In the jungle of the fiat world, there are crafty creatures known as scammers who have a distinct trait: they never admit they're wrong. You could proclaim, "Hey, this isn't working!" They'd shake their heads, waggle a finger, and claim you simply misunderstood. Suggest that Bitcoin would be a more useful route? They'd passionately argue for a convoluted token system. Even if you stated the obvious - that the sky is blue - they'd spin doubts about your statement by talking about its purple hues.
You see, scammers, like poker players, know that a single misstep can shatter the illusion of trust they've carefully built up with their victims. They've been so deeply conditioned to lie that they'll parry any perceived attack, all to maintain their delicate house of cards.

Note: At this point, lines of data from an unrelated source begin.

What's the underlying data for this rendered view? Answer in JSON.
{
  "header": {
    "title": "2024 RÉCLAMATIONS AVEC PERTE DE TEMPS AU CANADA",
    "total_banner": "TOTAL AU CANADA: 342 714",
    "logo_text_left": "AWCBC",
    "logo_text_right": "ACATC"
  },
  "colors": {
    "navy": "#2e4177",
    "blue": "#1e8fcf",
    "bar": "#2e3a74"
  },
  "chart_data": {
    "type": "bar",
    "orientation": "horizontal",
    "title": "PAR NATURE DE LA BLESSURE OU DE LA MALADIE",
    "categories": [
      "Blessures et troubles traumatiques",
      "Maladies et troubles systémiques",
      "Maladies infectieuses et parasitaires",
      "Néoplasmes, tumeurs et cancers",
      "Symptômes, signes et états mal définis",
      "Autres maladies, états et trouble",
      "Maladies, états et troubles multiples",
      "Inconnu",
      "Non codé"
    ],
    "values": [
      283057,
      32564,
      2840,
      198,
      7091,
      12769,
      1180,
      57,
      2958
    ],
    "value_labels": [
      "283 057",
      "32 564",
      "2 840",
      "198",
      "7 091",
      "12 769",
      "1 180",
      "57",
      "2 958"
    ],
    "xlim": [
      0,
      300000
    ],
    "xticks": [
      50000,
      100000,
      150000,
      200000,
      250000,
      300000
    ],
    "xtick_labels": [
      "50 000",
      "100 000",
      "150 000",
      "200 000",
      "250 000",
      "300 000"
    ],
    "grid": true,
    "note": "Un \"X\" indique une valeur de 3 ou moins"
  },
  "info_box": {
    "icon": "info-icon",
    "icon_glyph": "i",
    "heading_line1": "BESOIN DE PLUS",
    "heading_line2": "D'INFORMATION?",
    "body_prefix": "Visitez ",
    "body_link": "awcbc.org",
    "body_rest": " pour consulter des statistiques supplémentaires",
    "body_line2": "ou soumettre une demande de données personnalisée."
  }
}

Now, let me make it clear, I'm aiming to be brutally honest with myself. I've previously analyzed the stock-to-flow model and, with conviction, declared it the only price model that made sense with me. While that hasn't changed entirely (though that says more about price models than this particular one), I've realized that something making sense doesn't necessarily make it true.
The past 18 months have been a philosophical sabbatical from the price-driven narrative of Bitcoin, mainly because this particular set of models have let us down. It was wrong, and there's nothing like a major error to trigger some deep self-reflection. So, armed with introspection and hopefully, some humility, I pen this article.
Let's revisit the source - the stock-to-flow model. My understanding of it, and I suspect, many others, hails from Saifedean Ammous's enlightening work, The Bitcoin Standard. It suggests that the existing stock of an asset, coupled with its annual increase, reveals how challenging it is for us humans to accumulate or create more of it. This is the core concept, and it's a handy tool for understanding relative scarcity and the effort needed to obtain a certain resource.
However, the model is a very different thing. Initially, the S2F model was a clever method to link an asset's stock-to-flow ratio with its market cap. At first glance, it seemed plausible; scarcity does, after all, influence price. But, as I reflected, I realized that scarcity is just one cog in the vast machinery of price determination.
Scarcity can nudge supply and possibly demand, but there's so much more involved. When it comes to supply, think about the influence of knowledge, technology, labor, and time. On the demand side, factors multiply - potential uses of the asset, liquidity, portability, and so on. So, the price, and thus, the market cap of an asset, isn't a straightforward equation of a single variable like scarcity.
In retrospect, I see now that many of us, myself included, yearned for this model to hold true. We were seduced by the possibility that since the supply of Bitcoin is so predictable and known, we could perhaps also do the same with price. The S2F/S2FX models promised the allure of future knowledge in the rollercoaster ride that is Bitcoin's global adoption.
Could there still be a model out there that accurately mirrors price? Possibly. But as with any hypothesis, it must stand the test of accuracy. If it doesn't hit the mark, it's time to swallow our pride and admit we got it wrong. It didn't and I was wrong.